Irreverent Darwin evolves into serious investment alternative


Known more for its tropical lifestyle, crocodiles and zany NT News headlines revolving around aliens and nudity, Darwin’s appeal as serious property investment location is no laughing matter.

It’s not at the forefront of investors’ thoughts but with one of the highest gross rental yields in the country, Darwin should probably be regarded as a viable property alternative to the declining markets of Australia’s biggest capitals.

Known more for its tropical lifestyle, crocodiles and zany NT News headlines revolving around aliens and nudity, it’s appeal as serious property investment location is no laughing matter.

Rental yields for Darwin are currently sitting at 5.6 per cent for houses and an impressive 6.6 per cent for apartments, with industry experts predicting Darwin will continue to be an excellent choice for investors in 2022.

The vacancy rate of 0.6 per cent makes it the tightest rental market in mainland Australia, at almost half that of the national average of 1.1 per cent. Melbourne (1.9 per cent) and Sydney (1.6 per cent) are closer to the healthy market rate of 2 per cent but around three times that of Darwin.

In 2020 and 2021, many city dwellers from around Australia made the move to Darwin to escape lockdowns and enjoy the laidback Northern Territory lifestyle, which pushed up property values and led to an increase in rental prices.
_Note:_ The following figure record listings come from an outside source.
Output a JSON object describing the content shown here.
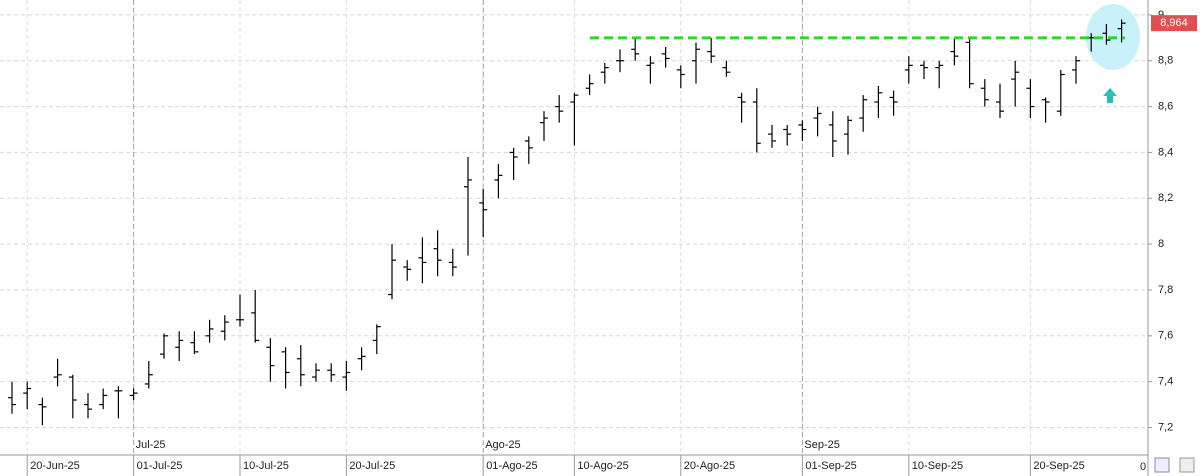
{
  "chart_data": {
    "type": "ohlc",
    "categories": [
      null,
      "20-Jun-25",
      null,
      null,
      null,
      null,
      null,
      null,
      "01-Jul-25",
      null,
      null,
      null,
      null,
      null,
      null,
      "10-Jul-25",
      null,
      null,
      null,
      null,
      null,
      null,
      "20-Jul-25",
      null,
      null,
      null,
      null,
      null,
      null,
      null,
      null,
      "01-Ago-25",
      null,
      null,
      null,
      null,
      null,
      "10-Ago-25",
      null,
      null,
      null,
      null,
      null,
      null,
      "20-Ago-25",
      null,
      null,
      null,
      null,
      null,
      null,
      null,
      "01-Sep-25",
      null,
      null,
      null,
      null,
      null,
      null,
      "10-Sep-25",
      null,
      null,
      null,
      null,
      null,
      null,
      null,
      "20-Sep-25",
      null,
      null,
      null,
      null,
      null,
      null
    ],
    "month_labels": [
      {
        "index": 8,
        "label": "Jul-25"
      },
      {
        "index": 31,
        "label": "Ago-25"
      },
      {
        "index": 52,
        "label": "Sep-25"
      }
    ],
    "open": [
      7.33,
      7.35,
      7.3,
      7.42,
      7.42,
      7.3,
      7.3,
      7.36,
      7.34,
      7.39,
      7.52,
      7.55,
      7.57,
      7.6,
      7.62,
      7.67,
      7.7,
      7.55,
      7.53,
      7.5,
      7.42,
      7.45,
      7.42,
      7.5,
      7.58,
      7.78,
      7.9,
      7.94,
      7.98,
      7.92,
      8.25,
      8.18,
      8.28,
      8.4,
      8.45,
      8.53,
      8.6,
      8.62,
      8.68,
      8.75,
      8.8,
      8.85,
      8.78,
      8.83,
      8.76,
      8.8,
      8.84,
      8.77,
      8.64,
      8.62,
      8.48,
      8.5,
      8.52,
      8.55,
      8.52,
      8.48,
      8.55,
      8.62,
      8.64,
      8.76,
      8.78,
      8.77,
      8.84,
      8.88,
      8.68,
      8.62,
      8.72,
      8.68,
      8.63,
      8.58,
      8.76,
      8.9,
      8.92,
      8.94
    ],
    "high": [
      7.4,
      7.4,
      7.33,
      7.5,
      7.43,
      7.35,
      7.37,
      7.38,
      7.37,
      7.49,
      7.61,
      7.62,
      7.62,
      7.67,
      7.69,
      7.78,
      7.8,
      7.59,
      7.55,
      7.56,
      7.48,
      7.48,
      7.49,
      7.55,
      7.65,
      8.0,
      7.93,
      8.03,
      8.06,
      7.98,
      8.38,
      8.24,
      8.35,
      8.42,
      8.47,
      8.58,
      8.65,
      8.66,
      8.74,
      8.79,
      8.85,
      8.9,
      8.82,
      8.86,
      8.78,
      8.88,
      8.9,
      8.8,
      8.66,
      8.68,
      8.52,
      8.52,
      8.54,
      8.6,
      8.58,
      8.56,
      8.65,
      8.69,
      8.67,
      8.82,
      8.8,
      8.8,
      8.9,
      8.9,
      8.72,
      8.7,
      8.8,
      8.72,
      8.64,
      8.76,
      8.82,
      8.92,
      8.96,
      8.98
    ],
    "low": [
      7.26,
      7.28,
      7.21,
      7.38,
      7.24,
      7.24,
      7.28,
      7.24,
      7.32,
      7.37,
      7.5,
      7.49,
      7.52,
      7.57,
      7.58,
      7.64,
      7.57,
      7.4,
      7.37,
      7.38,
      7.4,
      7.4,
      7.36,
      7.45,
      7.52,
      7.76,
      7.84,
      7.83,
      7.86,
      7.86,
      7.95,
      8.03,
      8.2,
      8.28,
      8.35,
      8.45,
      8.53,
      8.43,
      8.65,
      8.7,
      8.75,
      8.8,
      8.7,
      8.77,
      8.68,
      8.7,
      8.79,
      8.73,
      8.53,
      8.4,
      8.42,
      8.43,
      8.45,
      8.47,
      8.38,
      8.39,
      8.49,
      8.55,
      8.56,
      8.7,
      8.72,
      8.68,
      8.78,
      8.68,
      8.6,
      8.55,
      8.6,
      8.55,
      8.53,
      8.56,
      8.7,
      8.84,
      8.87,
      8.88
    ],
    "close": [
      7.3,
      7.37,
      7.29,
      7.43,
      7.32,
      7.28,
      7.34,
      7.36,
      7.35,
      7.43,
      7.6,
      7.58,
      7.53,
      7.63,
      7.66,
      7.67,
      7.58,
      7.47,
      7.44,
      7.43,
      7.45,
      7.43,
      7.44,
      7.51,
      7.64,
      7.93,
      7.89,
      7.92,
      7.93,
      7.9,
      8.28,
      8.15,
      8.3,
      8.38,
      8.42,
      8.55,
      8.58,
      8.65,
      8.7,
      8.77,
      8.8,
      8.83,
      8.79,
      8.81,
      8.74,
      8.85,
      8.82,
      8.75,
      8.62,
      8.44,
      8.45,
      8.48,
      8.5,
      8.57,
      8.45,
      8.54,
      8.63,
      8.66,
      8.62,
      8.78,
      8.77,
      8.78,
      8.82,
      8.7,
      8.63,
      8.58,
      8.75,
      8.6,
      8.62,
      8.74,
      8.8,
      8.9,
      8.89,
      8.964
    ],
    "color": "#000000",
    "ylim": [
      7.08,
      9.065
    ],
    "yticks": [
      {
        "value": 7.2,
        "label": "7,2"
      },
      {
        "value": 7.4,
        "label": "7,4"
      },
      {
        "value": 7.6,
        "label": "7,6"
      },
      {
        "value": 7.8,
        "label": "7,8"
      },
      8,
      {
        "value": 8.2,
        "label": "8,2"
      },
      {
        "value": 8.4,
        "label": "8,4"
      },
      {
        "value": 8.6,
        "label": "8,6"
      },
      {
        "value": 8.8,
        "label": "8,8"
      },
      9
    ],
    "resistance": {
      "value": 8.9,
      "color": "#22dd22"
    },
    "last_price": {
      "value": 8.964,
      "label": "8,964",
      "color": "#e05050"
    },
    "corner_label": "0",
    "grid": true
  }
}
Alongside domestic migration, the announcement of major construction projects, including a third train line and upgrades to Charles Darwin University, is expected to attract more skilled workers and international students to the NT.

Rents rising

Australians unfamiliar with the Darwin property market might be surprised to hear that the capital has seen some of the highest annual increases in rents over the last 12 months.
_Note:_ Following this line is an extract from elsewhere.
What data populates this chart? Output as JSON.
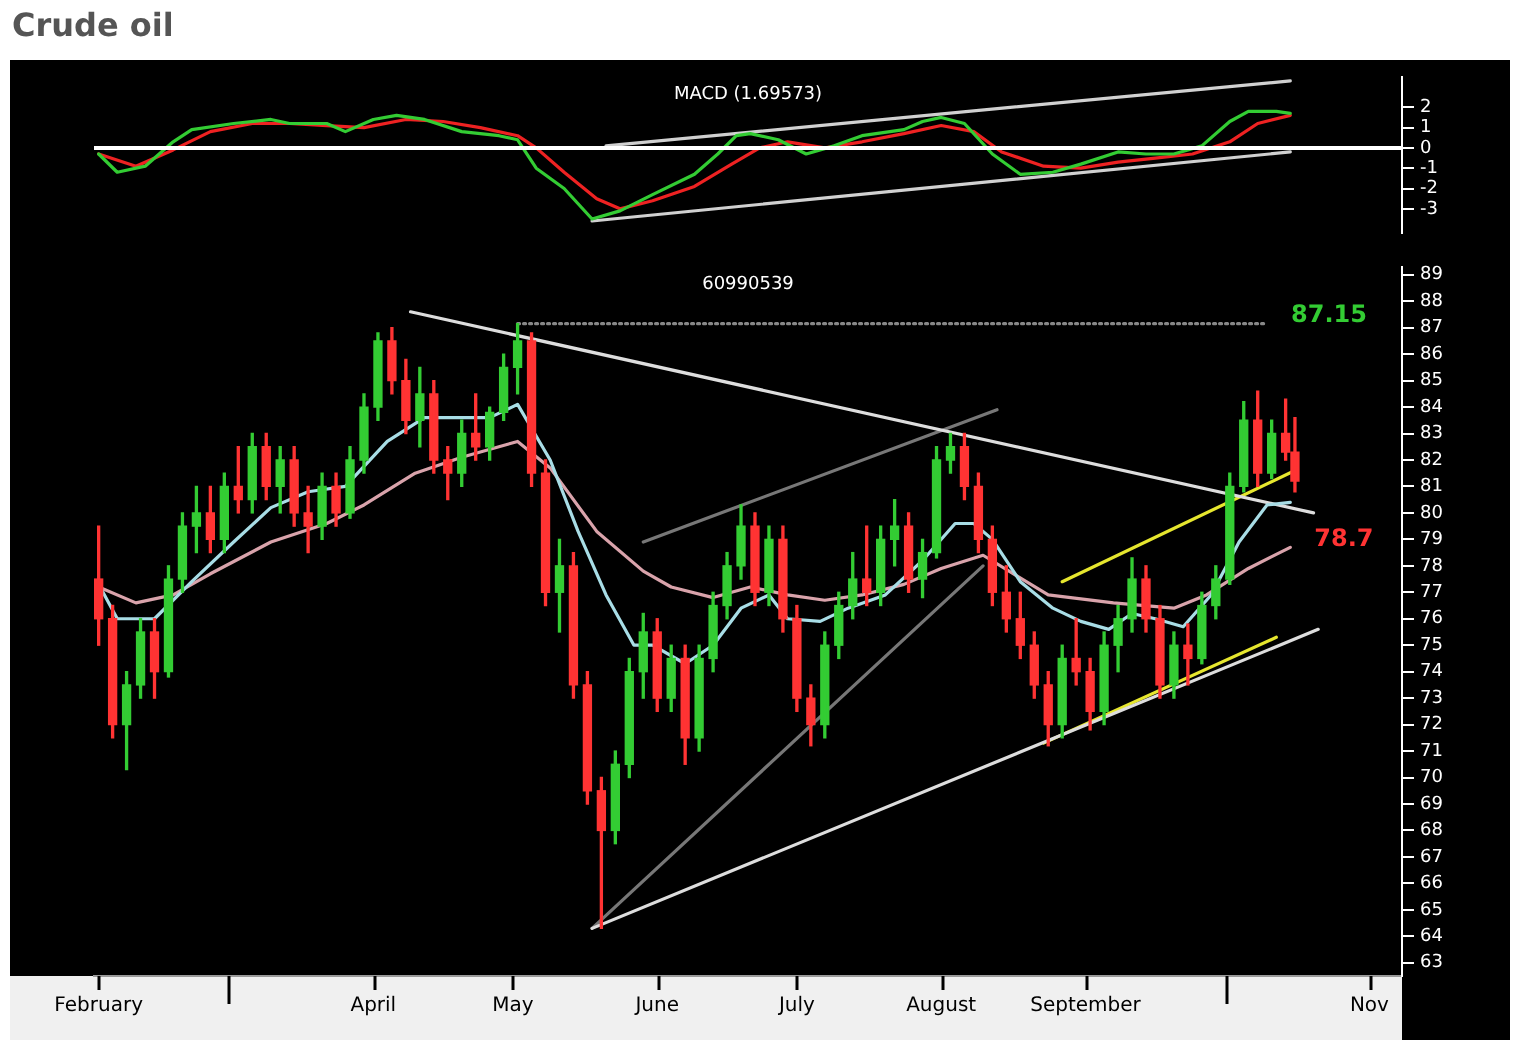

According to CoreLogic, median weekly rents for a house are sitting at $631, a 5.2 per cent increase compared to 12 months ago, and $461 for apartments, an increase of 5.0 per cent.
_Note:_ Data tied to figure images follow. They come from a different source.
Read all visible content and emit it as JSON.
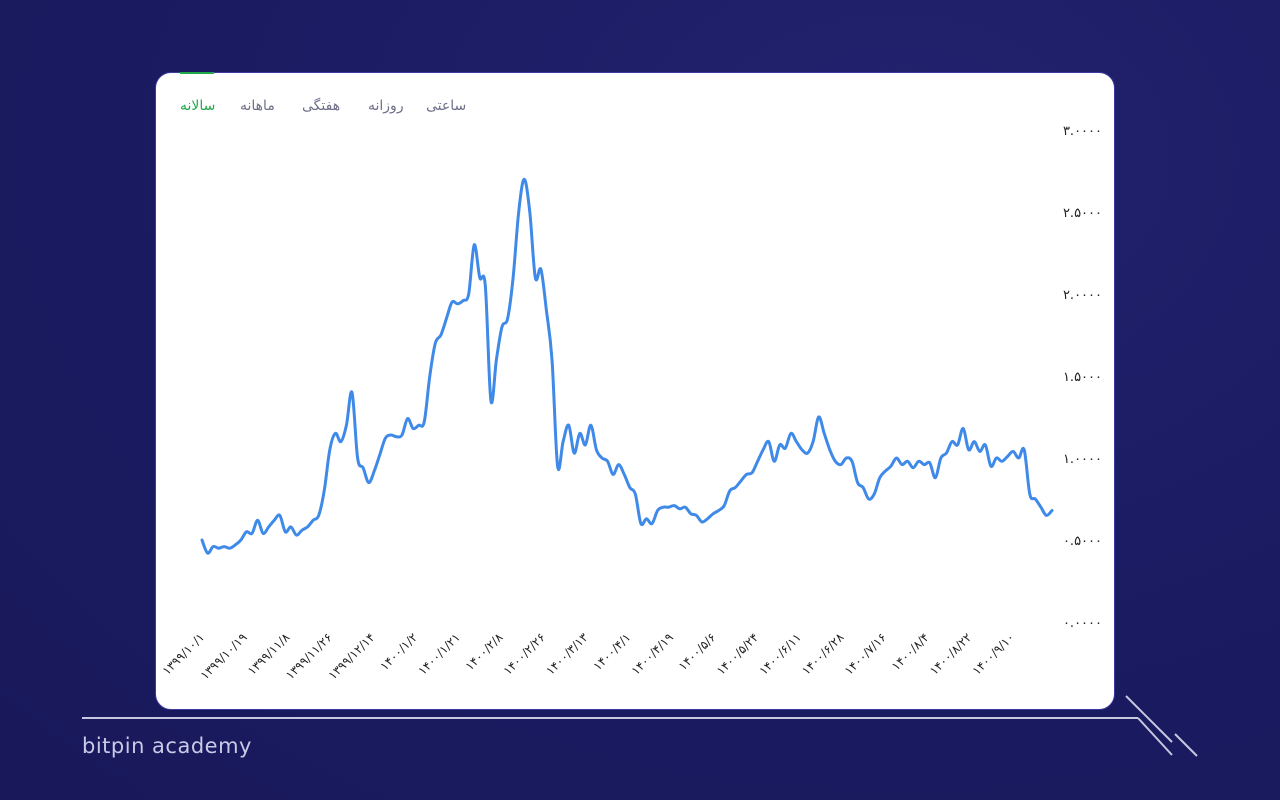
{
  "brand": {
    "text": "bitpin academy"
  },
  "tabs": [
    {
      "label": "سالانه",
      "active": true
    },
    {
      "label": "ماهانه",
      "active": false
    },
    {
      "label": "هفتگی",
      "active": false
    },
    {
      "label": "روزانه",
      "active": false
    },
    {
      "label": "ساعتی",
      "active": false
    }
  ],
  "colors": {
    "background": "#1b1b62",
    "line": "#3f8ae8",
    "active_tab": "#22a84a",
    "card": "#ffffff"
  },
  "chart_data": {
    "type": "line",
    "title": "",
    "xlabel": "",
    "ylabel": "",
    "ylim": [
      0,
      3
    ],
    "y_ticks": [
      {
        "value": 0,
        "label": "۰.۰۰۰۰"
      },
      {
        "value": 0.5,
        "label": "۰.۵۰۰۰"
      },
      {
        "value": 1,
        "label": "۱.۰۰۰۰"
      },
      {
        "value": 1.5,
        "label": "۱.۵۰۰۰"
      },
      {
        "value": 2,
        "label": "۲.۰۰۰۰"
      },
      {
        "value": 2.5,
        "label": "۲.۵۰۰۰"
      },
      {
        "value": 3,
        "label": "۳.۰۰۰۰"
      }
    ],
    "x_ticks": [
      "۱۳۹۹/۱۰/۱",
      "۱۳۹۹/۱۰/۱۹",
      "۱۳۹۹/۱۱/۸",
      "۱۳۹۹/۱۱/۲۶",
      "۱۳۹۹/۱۲/۱۴",
      "۱۴۰۰/۱/۲",
      "۱۴۰۰/۱/۲۱",
      "۱۴۰۰/۲/۸",
      "۱۴۰۰/۲/۲۶",
      "۱۴۰۰/۳/۱۳",
      "۱۴۰۰/۴/۱",
      "۱۴۰۰/۴/۱۹",
      "۱۴۰۰/۵/۶",
      "۱۴۰۰/۵/۲۴",
      "۱۴۰۰/۶/۱۱",
      "۱۴۰۰/۶/۲۸",
      "۱۴۰۰/۷/۱۶",
      "۱۴۰۰/۸/۴",
      "۱۴۰۰/۸/۲۲",
      "۱۴۰۰/۹/۱۰"
    ],
    "series": [
      {
        "values": [
          0.5,
          0.42,
          0.46,
          0.45,
          0.46,
          0.45,
          0.47,
          0.5,
          0.55,
          0.54,
          0.62,
          0.54,
          0.58,
          0.62,
          0.65,
          0.55,
          0.58,
          0.53,
          0.56,
          0.58,
          0.62,
          0.65,
          0.8,
          1.05,
          1.15,
          1.1,
          1.2,
          1.4,
          1.0,
          0.94,
          0.85,
          0.92,
          1.02,
          1.12,
          1.14,
          1.13,
          1.14,
          1.24,
          1.18,
          1.2,
          1.22,
          1.5,
          1.7,
          1.75,
          1.85,
          1.95,
          1.94,
          1.96,
          2.0,
          2.3,
          2.1,
          2.05,
          1.35,
          1.6,
          1.8,
          1.85,
          2.1,
          2.5,
          2.7,
          2.5,
          2.1,
          2.15,
          1.9,
          1.6,
          0.95,
          1.1,
          1.2,
          1.03,
          1.15,
          1.08,
          1.2,
          1.05,
          1.0,
          0.98,
          0.9,
          0.96,
          0.9,
          0.82,
          0.78,
          0.6,
          0.63,
          0.6,
          0.68,
          0.7,
          0.7,
          0.71,
          0.69,
          0.7,
          0.66,
          0.65,
          0.61,
          0.63,
          0.66,
          0.68,
          0.71,
          0.8,
          0.82,
          0.86,
          0.9,
          0.91,
          0.98,
          1.05,
          1.1,
          0.98,
          1.08,
          1.06,
          1.15,
          1.1,
          1.05,
          1.03,
          1.1,
          1.25,
          1.15,
          1.05,
          0.98,
          0.96,
          1.0,
          0.98,
          0.85,
          0.82,
          0.75,
          0.78,
          0.88,
          0.92,
          0.95,
          1.0,
          0.96,
          0.98,
          0.94,
          0.98,
          0.96,
          0.97,
          0.88,
          1.0,
          1.03,
          1.1,
          1.08,
          1.18,
          1.05,
          1.1,
          1.04,
          1.08,
          0.95,
          1.0,
          0.98,
          1.01,
          1.04,
          1.0,
          1.05,
          0.78,
          0.75,
          0.7,
          0.65,
          0.68
        ]
      }
    ],
    "grid": false,
    "legend": "none"
  }
}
Tim Lawless, Head of Research at CoreLogic believes the re-opening of international and domestic borders has positively impacted Darwin’s property market over the last few months for investors and homeowners.

“A rebound in migration rates as state and international borders reopened could partially explain the renewed exuberance, along with persistently low advertised stock levels and strong economic conditions,” Mr Lawless said.

However, with the chronic shortage of properties, renters need to be prepared to fight for a property.

At the start of 2019, more than 1,400 properties were listed for rent. Today that figure is just over 300.

Northern capital growth

Unlike other capital cities, which are beginning to see dwelling values decrease, SQM Research shows that Darwin dwelling values have increased by 3.2 per cent over the last quarter and 8.7 per cent compared to twelve months ago.

Despite the increases over the last year, dwelling values are still 12.5 per cent below the record high the Darwin property market saw in May 2014.

CoreLogic data shows that median house values in Darwin are currently sitting at $576,149 and apartments at $371,138, with apartments seeing an increase of 15.2 per cent over the last 12 months.

For first home buyers looking to break into the Darwin market, Palmerston, 20 kilometres from the CBD is a great choice, with apartments in the suburb having a median value of $294,586, a decrease of 1.3 per cent over the last quarter.

Jess Lee, Business Manager at Habitat Real Estate, shared her recommendation on the top suburbs for those considering apartments and townhouses.

“Apartments surrounding Fannie Bay, Parap, Larrakeyah, Stuart Park and Nightcliff where you can have pets are in high demand, therefore, if you are not looking at extending the budget to a house, then a townhouse or ground floor unit could be a great option as these will always be extremely popular.” 

Median house values in Palmerston are sitting at $515,634. Ms Lee described the up-and-coming suburb as a great option for investors.

“If you are more inclined towards a house as an investment, Palmerston is booming and is very popular with young families that move up to the NT, with a multitude of facilities at your fingertips,” she said.

Jobs bring demand

Ms Lee said investors considering Darwin should get into the market before the prices go up even further.

“Although we are sometimes known as a boom and bust town, I think that with the projects that are currently on the horizon, with defence, construction, oil and gas, as well as the university, things are looking good for the Territory,” she said.

“We certainly did feel the pain years ago when there was a downtown in the market, however with countless jobs available up here and projects in the making, I think there is a solid offering for people looking to invest.”

Ms Lee believes furnished and equipped properties are a great choice for investors, as these are in high demand due to the substantial number of FIFO and defence workers in Darwin.

Offering a furnished unit in a great city location only further increases your return,” she said.

“If you are looking to capitalise on investment and returns, the best place you can look to buy is in a unit around the city and surrounding suburbs.

“We have seen huge rental increases around these areas and are continuing to relist rents at higher prices when properties are coming to expiry.”